Regarding the interfaces design, best practices were used. The design pillars that were followed were the esthetic and minimalistic design, the use of common and consistent UI elements, the adoption of widely used input controls and navigational elements, the error prevention and good error messaging, etc. The UIs were implemented as web-based interfaces using technologies such as Angular, Bootstrap, and Nebular. The ngx-admin template was used to enable faster implementation as it is a popular admin dashboard based on Angular and it is free and open source. It is efficient as it is packed with a huge number of UI components and it is highly customizable.
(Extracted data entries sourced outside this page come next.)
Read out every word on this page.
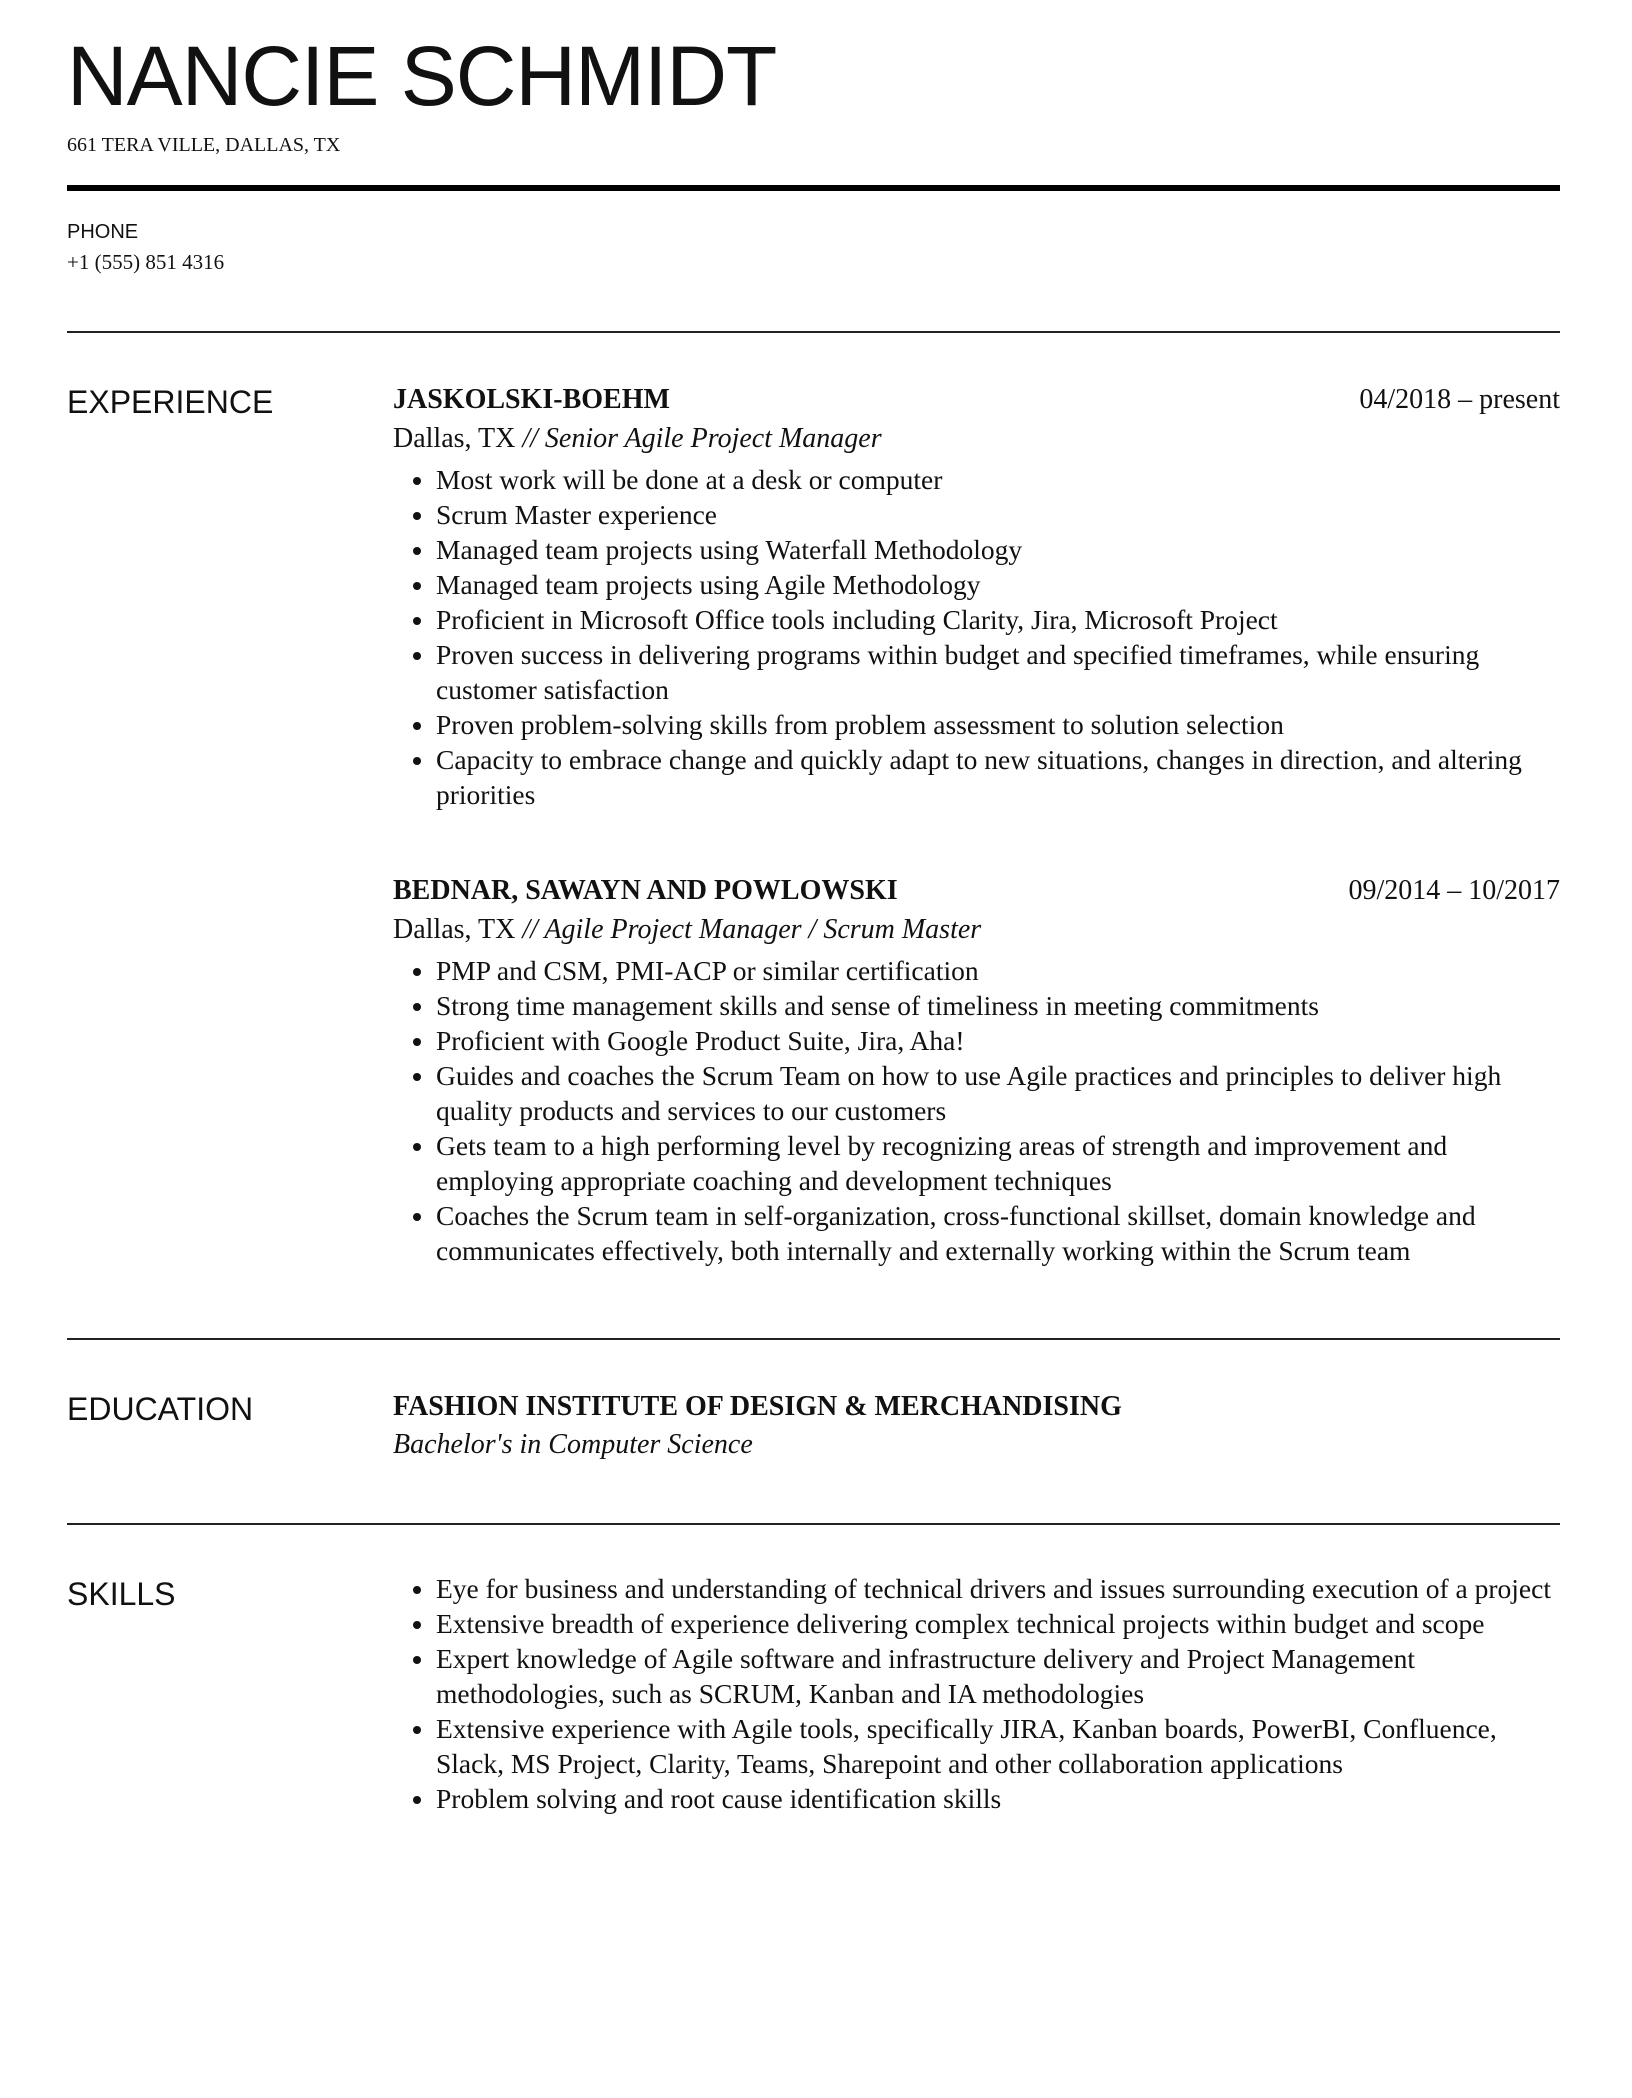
NANCIE SCHMIDT
661 TERA VILLE, DALLAS, TX
PHONE
+1 (555) 851 4316
EXPERIENCE	JASKOLSKI-BOEHM	04/2018 – present
Dallas, TX // Senior Agile Project Manager
• Most work will be done at a desk or computer
• Scrum Master experience
• Managed team projects using Waterfall Methodology
• Managed team projects using Agile Methodology
• Proficient in Microsoft Office tools including Clarity, Jira, Microsoft Project
• Proven success in delivering programs within budget and specified timeframes, while ensuring customer satisfaction
• Proven problem-solving skills from problem assessment to solution selection
• Capacity to embrace change and quickly adapt to new situations, changes in direction, and altering priorities
BEDNAR, SAWAYN AND POWLOWSKI	09/2014 – 10/2017
Dallas, TX // Agile Project Manager / Scrum Master
• PMP and CSM, PMI-ACP or similar certification
• Strong time management skills and sense of timeliness in meeting commitments
• Proficient with Google Product Suite, Jira, Aha!
• Guides and coaches the Scrum Team on how to use Agile practices and principles to deliver high quality products and services to our customers
• Gets team to a high performing level by recognizing areas of strength and improvement and employing appropriate coaching and development techniques
• Coaches the Scrum team in self-organization, cross-functional skillset, domain knowledge and communicates effectively, both internally and externally working within the Scrum team
EDUCATION	FASHION INSTITUTE OF DESIGN & MERCHANDISING
Bachelor's in Computer Science
SKILLS	• Eye for business and understanding of technical drivers and issues surrounding execution of a project
• Extensive breadth of experience delivering complex technical projects within budget and scope
• Expert knowledge of Agile software and infrastructure delivery and Project Management methodologies, such as SCRUM, Kanban and IA methodologies
• Extensive experience with Agile tools, specifically JIRA, Kanban boards, PowerBI, Confluence, Slack, MS Project, Clarity, Teams, Sharepoint and other collaboration applications
• Problem solving and root cause identification skills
The UIs enable the exploration of various available AI models in different views (see Fig. 5) based on the user’s preferences (grid view and list view). The search functionalities provide various filters such as AI models owner, category of the algorithm, price range, rating, etc. Text-based search is also supported, so the user can type text related to the model’s name, keywords, and other metadata.

Fig. 5
A screenshot titled knowlEdge Marketplace. It provides the list of A I models. From the Homepage, Marketplace is selected. Search results give R N N models 4, 3, and 2.

List of AI models

By selecting a model, the user is able to read details (see Fig. 6) such as description, specifications of the model, and metadata such as rating, price, and owner. Furthermore, any datasets connected to a model are also visible. All the data available to UI are dynamically retrieved from Repository and Monetization modules. The user can also select to add to cart a model in order to purchase it based on the NFT monetization module.

Fig. 6
A screenshot titled knowlEdge Marketplace. It provides details of the A I model. From the Homepage, Marketplace is selected. R N N model 4 description and specification are provided.

AI model details

Besides exploring and purchasing AI models, a user can act as a provider and deploy his/her own AI model by using corresponding interfaces (Fig. 7) that are available in a kind of a step wizard form. First, the user adds the dataset details that were used for training a model. Then the general details regarding the task/application that the model is related to (e.g., predictive maintenance) are added. After that, the user adds AI model details such as the type, input and output, model format, and connections with other models and deploys the model itself (e.g., an ONNX file, etc.).

Fig. 7
A screenshot titled knowlEdge Marketplace. It uploads the A I model. From My Repository, the New Model is selected. R N N model 4 dataset details, task details, and model details are provided.

Uploading an AI model

4 Conclusions

The design and the implementation of a marketplace for exchanging AI models related to Industry 5.0 and smart manufacturing are introduced. The knowlEdge Marketplace highlights the main components that a marketplace for AI models should include. A component to enable the modeling of AI models/algorithms and their metadata based on standards has been defined as a necessity. Moreover, AI developers should be able to provide their models based on widely used formats and standards in such marketplaces. Furthermore, services to enable trusted transactions and sharing, along with security and protection of ownership in AI marketplaces, have been found as core concepts that should be covered as well. The use of blockchain technology for this kind of services has been proved as an ideal candidate as it provides all the necessary concepts regarding monetization and secure and trusted transactions. Moreover, user-friendly and easy-to-use interfaces were another important factor that should be considered as in the end, as any other marketplace, it is focused to end-users.

Regarding the next steps, the knowlEdge Marketplace focuses on further testing and evaluation by domain experts targeting to final improvements so to be considered as a completely market-ready solution. The plan is for this marketplace to be one of the core AI marketplaces in Europe related to AI models exchanged in Industry 5.0 era.